Doctor burnout has already hit staggering levels. But a new report from the Harvard Global Health Institute, the Harvard T.H. Chan School of Public Health, the Massachusetts Health and Hospital Association, and the Massachusetts Medical Society has taken it to a new level: officially labeling the problem “a public health crisis.”

In the report, burnout among physicians is referred to as “a condition in which physicians lose satisfaction and a sense of efficacy in their work.”

But you don’t have be a member of the medical field for the physician burnout crisis to have an impact on your life. According to the paper, doctor burnout could have damaging effects on the quality of the American healthcare system at large. The report’s authors note that burnout mainly influences medical practitioners’ “mental health,” and further explains “that one can’t have a high performing health care system if physicians working within it are not well.”

While some doctors have have taken the issue into their own hands by changing the way they work, the overarching problem boils down to specific factors that continue to plague the medical industry at large.

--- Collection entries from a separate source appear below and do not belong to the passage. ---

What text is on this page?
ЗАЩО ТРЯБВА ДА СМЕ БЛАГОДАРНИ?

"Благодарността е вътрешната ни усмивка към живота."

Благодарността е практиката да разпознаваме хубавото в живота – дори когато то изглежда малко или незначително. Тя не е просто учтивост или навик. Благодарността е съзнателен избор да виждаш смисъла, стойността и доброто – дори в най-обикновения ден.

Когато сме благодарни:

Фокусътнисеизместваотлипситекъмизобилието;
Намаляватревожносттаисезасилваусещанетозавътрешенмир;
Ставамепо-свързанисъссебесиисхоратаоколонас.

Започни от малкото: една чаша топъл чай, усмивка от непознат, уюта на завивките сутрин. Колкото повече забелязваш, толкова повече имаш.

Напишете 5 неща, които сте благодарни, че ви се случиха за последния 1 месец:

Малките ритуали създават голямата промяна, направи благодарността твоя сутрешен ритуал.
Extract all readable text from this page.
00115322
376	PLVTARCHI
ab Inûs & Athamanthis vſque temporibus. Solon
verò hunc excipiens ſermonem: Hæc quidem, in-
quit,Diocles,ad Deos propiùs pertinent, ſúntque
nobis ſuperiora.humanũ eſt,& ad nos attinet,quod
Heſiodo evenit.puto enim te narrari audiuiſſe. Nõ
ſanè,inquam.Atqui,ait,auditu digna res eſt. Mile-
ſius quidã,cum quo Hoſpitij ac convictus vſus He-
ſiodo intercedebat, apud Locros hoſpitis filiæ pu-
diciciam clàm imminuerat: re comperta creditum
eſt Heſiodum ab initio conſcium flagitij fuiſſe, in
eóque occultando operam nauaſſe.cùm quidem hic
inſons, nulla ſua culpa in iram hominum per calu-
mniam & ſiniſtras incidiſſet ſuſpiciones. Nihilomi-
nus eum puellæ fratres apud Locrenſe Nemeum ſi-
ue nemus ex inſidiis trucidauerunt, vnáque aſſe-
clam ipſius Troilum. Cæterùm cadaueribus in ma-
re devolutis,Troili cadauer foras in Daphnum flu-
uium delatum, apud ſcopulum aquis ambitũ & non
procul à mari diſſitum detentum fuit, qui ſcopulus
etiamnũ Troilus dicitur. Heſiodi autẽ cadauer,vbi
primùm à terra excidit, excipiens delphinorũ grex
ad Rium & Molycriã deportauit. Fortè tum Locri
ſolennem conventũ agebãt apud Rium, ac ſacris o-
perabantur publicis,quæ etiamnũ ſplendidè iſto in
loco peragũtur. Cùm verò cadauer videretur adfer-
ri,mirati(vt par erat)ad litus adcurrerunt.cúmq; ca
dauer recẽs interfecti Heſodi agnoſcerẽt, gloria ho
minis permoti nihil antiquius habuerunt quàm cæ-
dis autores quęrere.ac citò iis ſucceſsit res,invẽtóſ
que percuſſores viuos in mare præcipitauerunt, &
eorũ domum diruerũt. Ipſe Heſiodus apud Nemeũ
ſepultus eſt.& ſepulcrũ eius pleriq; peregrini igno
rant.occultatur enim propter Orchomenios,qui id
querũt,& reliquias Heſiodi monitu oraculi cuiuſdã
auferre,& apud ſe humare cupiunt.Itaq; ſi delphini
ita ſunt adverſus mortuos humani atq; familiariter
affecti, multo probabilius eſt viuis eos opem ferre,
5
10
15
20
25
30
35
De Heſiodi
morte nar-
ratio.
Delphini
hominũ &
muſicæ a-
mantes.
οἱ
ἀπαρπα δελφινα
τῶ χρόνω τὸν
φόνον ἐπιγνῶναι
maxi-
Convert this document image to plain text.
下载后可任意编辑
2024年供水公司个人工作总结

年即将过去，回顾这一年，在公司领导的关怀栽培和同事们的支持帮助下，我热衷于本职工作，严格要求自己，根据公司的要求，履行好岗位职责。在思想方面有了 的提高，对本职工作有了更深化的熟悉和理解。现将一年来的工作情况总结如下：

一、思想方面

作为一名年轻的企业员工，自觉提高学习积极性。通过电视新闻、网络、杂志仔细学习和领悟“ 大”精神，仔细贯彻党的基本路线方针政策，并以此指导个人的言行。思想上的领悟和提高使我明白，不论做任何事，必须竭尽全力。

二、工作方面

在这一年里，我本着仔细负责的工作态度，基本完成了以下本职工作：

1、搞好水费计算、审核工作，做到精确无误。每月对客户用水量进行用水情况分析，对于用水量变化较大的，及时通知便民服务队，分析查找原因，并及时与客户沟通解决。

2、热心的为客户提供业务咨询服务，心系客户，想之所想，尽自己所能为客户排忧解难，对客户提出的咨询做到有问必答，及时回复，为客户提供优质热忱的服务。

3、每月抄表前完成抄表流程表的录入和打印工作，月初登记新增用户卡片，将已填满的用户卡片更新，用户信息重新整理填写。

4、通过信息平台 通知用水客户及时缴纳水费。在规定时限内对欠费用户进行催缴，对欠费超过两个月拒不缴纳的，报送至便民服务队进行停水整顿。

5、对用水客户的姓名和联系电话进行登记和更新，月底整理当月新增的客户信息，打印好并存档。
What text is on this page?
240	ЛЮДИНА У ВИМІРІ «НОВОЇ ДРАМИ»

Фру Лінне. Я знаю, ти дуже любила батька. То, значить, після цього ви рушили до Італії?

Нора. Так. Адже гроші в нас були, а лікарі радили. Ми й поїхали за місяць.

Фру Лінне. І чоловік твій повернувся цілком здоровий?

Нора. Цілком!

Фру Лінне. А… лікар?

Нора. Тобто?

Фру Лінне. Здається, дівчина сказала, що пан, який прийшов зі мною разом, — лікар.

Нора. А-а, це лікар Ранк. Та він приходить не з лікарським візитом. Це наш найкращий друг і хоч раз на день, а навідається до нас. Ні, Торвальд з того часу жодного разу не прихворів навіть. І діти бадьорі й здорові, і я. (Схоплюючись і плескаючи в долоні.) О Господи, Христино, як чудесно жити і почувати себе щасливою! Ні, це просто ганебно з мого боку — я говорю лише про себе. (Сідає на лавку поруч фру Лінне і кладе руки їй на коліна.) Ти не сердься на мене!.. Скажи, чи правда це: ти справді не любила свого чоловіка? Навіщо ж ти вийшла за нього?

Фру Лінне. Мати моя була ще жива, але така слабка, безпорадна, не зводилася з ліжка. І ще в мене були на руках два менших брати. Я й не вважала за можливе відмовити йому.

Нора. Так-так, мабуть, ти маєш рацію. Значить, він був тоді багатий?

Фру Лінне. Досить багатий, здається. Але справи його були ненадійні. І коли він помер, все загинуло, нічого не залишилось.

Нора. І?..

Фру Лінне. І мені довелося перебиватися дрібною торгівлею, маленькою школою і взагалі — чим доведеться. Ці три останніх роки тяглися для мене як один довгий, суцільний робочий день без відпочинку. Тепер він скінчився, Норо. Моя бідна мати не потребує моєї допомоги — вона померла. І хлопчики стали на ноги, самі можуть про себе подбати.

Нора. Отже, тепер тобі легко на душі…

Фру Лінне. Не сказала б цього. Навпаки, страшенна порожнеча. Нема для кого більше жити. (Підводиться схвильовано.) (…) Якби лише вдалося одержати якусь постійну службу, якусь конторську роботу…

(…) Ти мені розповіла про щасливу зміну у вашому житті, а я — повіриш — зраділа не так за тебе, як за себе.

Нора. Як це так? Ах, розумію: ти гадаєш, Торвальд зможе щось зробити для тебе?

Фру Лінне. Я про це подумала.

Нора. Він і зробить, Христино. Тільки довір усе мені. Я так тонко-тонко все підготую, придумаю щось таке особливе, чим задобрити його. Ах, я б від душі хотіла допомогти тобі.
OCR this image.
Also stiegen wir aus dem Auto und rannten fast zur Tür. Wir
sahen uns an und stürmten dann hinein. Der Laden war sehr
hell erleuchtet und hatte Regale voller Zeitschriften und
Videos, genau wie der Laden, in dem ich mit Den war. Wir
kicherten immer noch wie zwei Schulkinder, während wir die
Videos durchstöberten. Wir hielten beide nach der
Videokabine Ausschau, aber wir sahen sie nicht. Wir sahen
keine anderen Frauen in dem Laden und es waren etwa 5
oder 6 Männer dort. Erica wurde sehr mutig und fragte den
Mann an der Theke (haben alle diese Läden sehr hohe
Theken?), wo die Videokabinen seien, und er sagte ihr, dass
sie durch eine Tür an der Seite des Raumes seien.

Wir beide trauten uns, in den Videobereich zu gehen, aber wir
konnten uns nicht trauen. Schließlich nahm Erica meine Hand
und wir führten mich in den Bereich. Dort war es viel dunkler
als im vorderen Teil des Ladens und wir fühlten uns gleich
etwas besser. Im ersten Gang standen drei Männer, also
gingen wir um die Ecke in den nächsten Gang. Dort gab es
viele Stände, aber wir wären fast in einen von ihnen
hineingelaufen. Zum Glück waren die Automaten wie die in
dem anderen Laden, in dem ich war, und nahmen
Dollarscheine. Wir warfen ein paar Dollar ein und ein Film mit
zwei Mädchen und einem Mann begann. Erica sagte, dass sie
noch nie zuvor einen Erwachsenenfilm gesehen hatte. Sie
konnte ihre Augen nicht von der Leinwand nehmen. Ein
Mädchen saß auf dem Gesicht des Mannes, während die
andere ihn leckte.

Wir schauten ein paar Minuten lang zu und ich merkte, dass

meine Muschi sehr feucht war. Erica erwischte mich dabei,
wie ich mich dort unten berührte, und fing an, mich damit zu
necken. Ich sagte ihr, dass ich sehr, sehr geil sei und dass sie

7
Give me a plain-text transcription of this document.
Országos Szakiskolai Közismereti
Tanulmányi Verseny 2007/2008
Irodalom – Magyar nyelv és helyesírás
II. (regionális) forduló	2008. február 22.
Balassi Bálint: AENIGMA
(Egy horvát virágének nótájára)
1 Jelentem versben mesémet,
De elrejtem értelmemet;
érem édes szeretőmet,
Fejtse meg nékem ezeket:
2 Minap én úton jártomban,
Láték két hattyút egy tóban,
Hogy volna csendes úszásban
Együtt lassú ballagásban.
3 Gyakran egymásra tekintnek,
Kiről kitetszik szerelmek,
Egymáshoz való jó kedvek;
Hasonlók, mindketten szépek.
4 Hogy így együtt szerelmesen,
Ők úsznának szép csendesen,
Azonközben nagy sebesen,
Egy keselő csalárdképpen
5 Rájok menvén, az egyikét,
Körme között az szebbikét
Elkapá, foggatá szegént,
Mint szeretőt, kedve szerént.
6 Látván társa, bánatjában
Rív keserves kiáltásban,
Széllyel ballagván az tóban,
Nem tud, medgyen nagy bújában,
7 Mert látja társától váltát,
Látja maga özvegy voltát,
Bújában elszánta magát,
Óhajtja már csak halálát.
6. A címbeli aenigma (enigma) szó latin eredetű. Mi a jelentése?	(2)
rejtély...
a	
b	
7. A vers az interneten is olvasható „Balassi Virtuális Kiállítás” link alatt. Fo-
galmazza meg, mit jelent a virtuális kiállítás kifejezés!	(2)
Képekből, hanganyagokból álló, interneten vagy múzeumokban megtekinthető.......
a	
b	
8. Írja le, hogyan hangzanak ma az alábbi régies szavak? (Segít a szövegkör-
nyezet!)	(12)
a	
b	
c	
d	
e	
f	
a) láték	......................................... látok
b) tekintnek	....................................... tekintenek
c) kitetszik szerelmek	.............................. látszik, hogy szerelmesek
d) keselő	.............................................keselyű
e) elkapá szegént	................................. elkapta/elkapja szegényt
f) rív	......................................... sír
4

Co-author Ashish K. Jha, M.D., MPH, a Veterans Administration physician and professor at the Harvard T.H. Chan School of Public Health, pointed to a root of the cause in a statement, saying, “The growth in poorly designed digital health records and quality metrics has required that physicians spend more and more time on tasks that don’t directly benefit patients, contributing to a growing epidemic of physician burnout.”

It’s also worth noting that this concept has been called “a public health crisis” before: For example, the paper cites a 2017 Health Affairs blog post by healthcare CEOs using the same terminology. But this designation, by a consortium of highly regarded healthcare organizations, is worth noting – particularly because of how they connect the profession’s crisis to its dire implications on patient health if left unchecked.

The report does recommend solutions to the epidemic using a multi-pronged approach, though, including: increasing and encouraging access to health care programs for physicians (and ones focused on mental health), making “significant changes to the usability of electronic health records,” and designating “executive-level chief wellness officers.” The authors hope that these changes will help to stem the tide of burnout in the profession.